Thu 4 Oct 18
Essex lawyer Professor Noam Lubell has helped write what is likely to be a "hugely influential" new international report on the use of force.
The report was commissioned in 2010 by the International Law Association, an international non-governmental organisation tasked with promoting "the study, clarification and development of international law.” The Commission tasked an expert committee to produce a report on Aggression and the Use of Force, a notoriously contested field of law.
Professor Lubell said: “The report is representative of the current state of the law and longstanding debates such as humanitarian intervention and anticipatory self-defence, but also takes account of current and emerging challenges such as cyber operations."
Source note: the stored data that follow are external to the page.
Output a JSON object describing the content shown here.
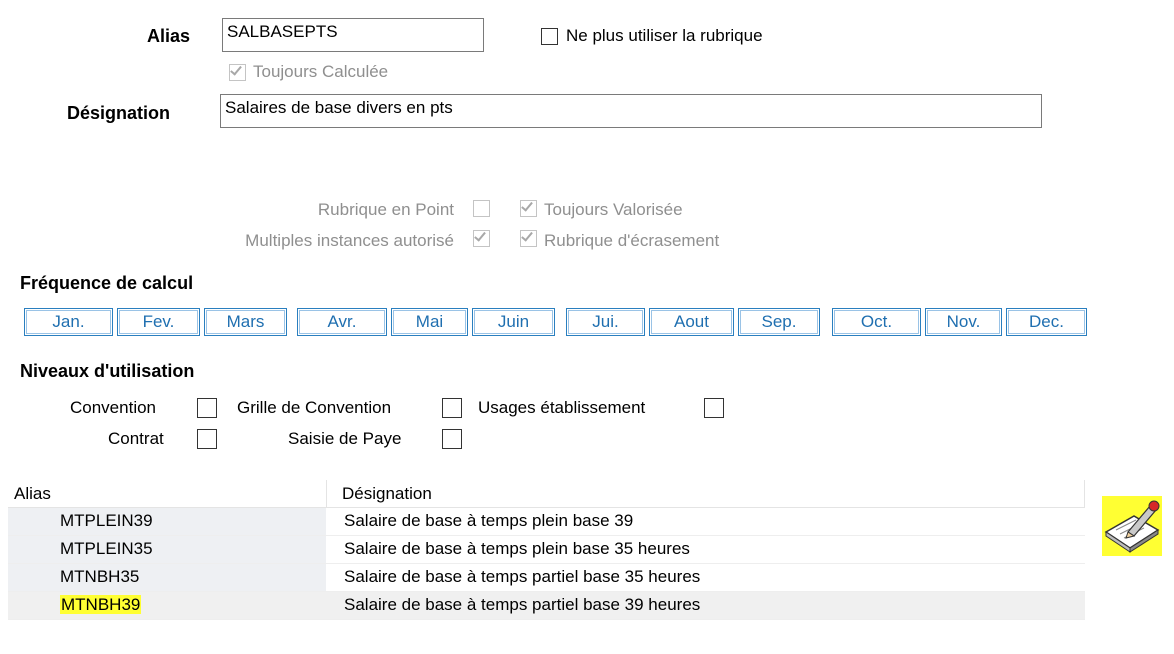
{
  "form": {
    "alias_label": "Alias",
    "alias_value": "SALBASEPTS",
    "no_longer_use_label": "Ne plus utiliser la rubrique",
    "always_calculated_label": "Toujours Calculée",
    "designation_label": "Désignation",
    "designation_value": "Salaires de base divers en pts"
  },
  "options": {
    "point_rubric_label": "Rubrique en Point",
    "always_valued_label": "Toujours Valorisée",
    "multiple_instances_label": "Multiples instances autorisé",
    "override_rubric_label": "Rubrique d'écrasement"
  },
  "frequency": {
    "title": "Fréquence de calcul",
    "months": [
      "Jan.",
      "Fev.",
      "Mars",
      "Avr.",
      "Mai",
      "Juin",
      "Jui.",
      "Aout",
      "Sep.",
      "Oct.",
      "Nov.",
      "Dec."
    ]
  },
  "levels": {
    "title": "Niveaux d'utilisation",
    "convention": "Convention",
    "convention_grid": "Grille de Convention",
    "establishment_usage": "Usages établissement",
    "contract": "Contrat",
    "payroll_entry": "Saisie de Paye"
  },
  "grid": {
    "columns": [
      "Alias",
      "Désignation"
    ],
    "rows": [
      {
        "alias": "MTPLEIN39",
        "designation": "Salaire de base à temps plein base 39"
      },
      {
        "alias": "MTPLEIN35",
        "designation": "Salaire de base à temps plein base 35 heures"
      },
      {
        "alias": "MTNBH35",
        "designation": "Salaire de base à temps partiel base 35 heures"
      },
      {
        "alias": "MTNBH39",
        "designation": "Salaire de base à temps partiel base 39 heures"
      }
    ]
  },
  "icons": {
    "edit": "notepad-pencil-icon"
  },
  "colors": {
    "month_border": "#2a7fbf",
    "month_text": "#1f6fb0",
    "highlight": "#ffff33"
  }
}
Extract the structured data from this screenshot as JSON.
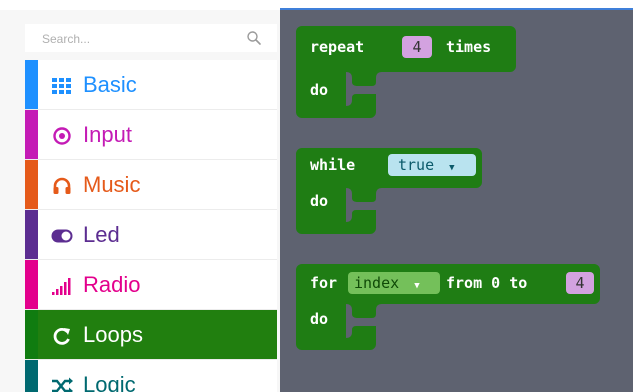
{
  "search": {
    "placeholder": "Search..."
  },
  "categories": [
    {
      "label": "Basic",
      "color": "#1e90ff",
      "icon": "grid-icon"
    },
    {
      "label": "Input",
      "color": "#c41bb5",
      "icon": "target-icon"
    },
    {
      "label": "Music",
      "color": "#e55a1a",
      "icon": "headphones-icon"
    },
    {
      "label": "Led",
      "color": "#5c2d91",
      "icon": "toggle-icon"
    },
    {
      "label": "Radio",
      "color": "#e3008c",
      "icon": "signal-bars-icon"
    },
    {
      "label": "Loops",
      "color": "#107c10",
      "icon": "refresh-icon",
      "selected": true
    },
    {
      "label": "Logic",
      "color": "#006970",
      "icon": "shuffle-icon"
    }
  ],
  "blocks": {
    "repeat": {
      "keyword": "repeat",
      "count": "4",
      "suffix": "times",
      "do": "do"
    },
    "while": {
      "keyword": "while",
      "condition": "true",
      "do": "do"
    },
    "for": {
      "keyword": "for",
      "variable": "index",
      "from": "from 0 to",
      "to": "4",
      "do": "do"
    }
  },
  "colors": {
    "loop_block": "#1f7d14",
    "workspace": "#5e6270",
    "number_slot": "#d3a2e0",
    "boolean_slot": "#b9e3ef",
    "variable_slot": "#74c05a"
  }
}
In his capacity as rapporteur, Professor Lubell prepared the draft report along with the Chair. However, Professor Lubell made clear that the report is the product of collective effort: “This report is the culmination of eight years of work, bringing together over thirty of the world’s leading experts in international law, working together to present a report providing a definitive picture of the international legal regulation of the resort to force by states.”
Impressively, the report captures a consensus view on a wide range of hotly disputed matters of international law: “As can be imagined, with such a large group of experts there were many different views and approaches that needed to be considered, and I am incredibly pleased that we managed to navigate through this and reach a result that makes a positive contribution to the international legal community and all those involved, whether academics, government lawyers, or civil society,” he added.
Dr Daragh Murray, Senior Lecturer in our Human Rights Centre and School of Law expects the report to make a significant impact: “This report is likely to be hugely influential. It provides an insightful and accessible overview of the law as it relates to the use of force, offering important guidance on contemporary issues such as self-defence against non-State actors, humanitarian intervention, and cyber operations”.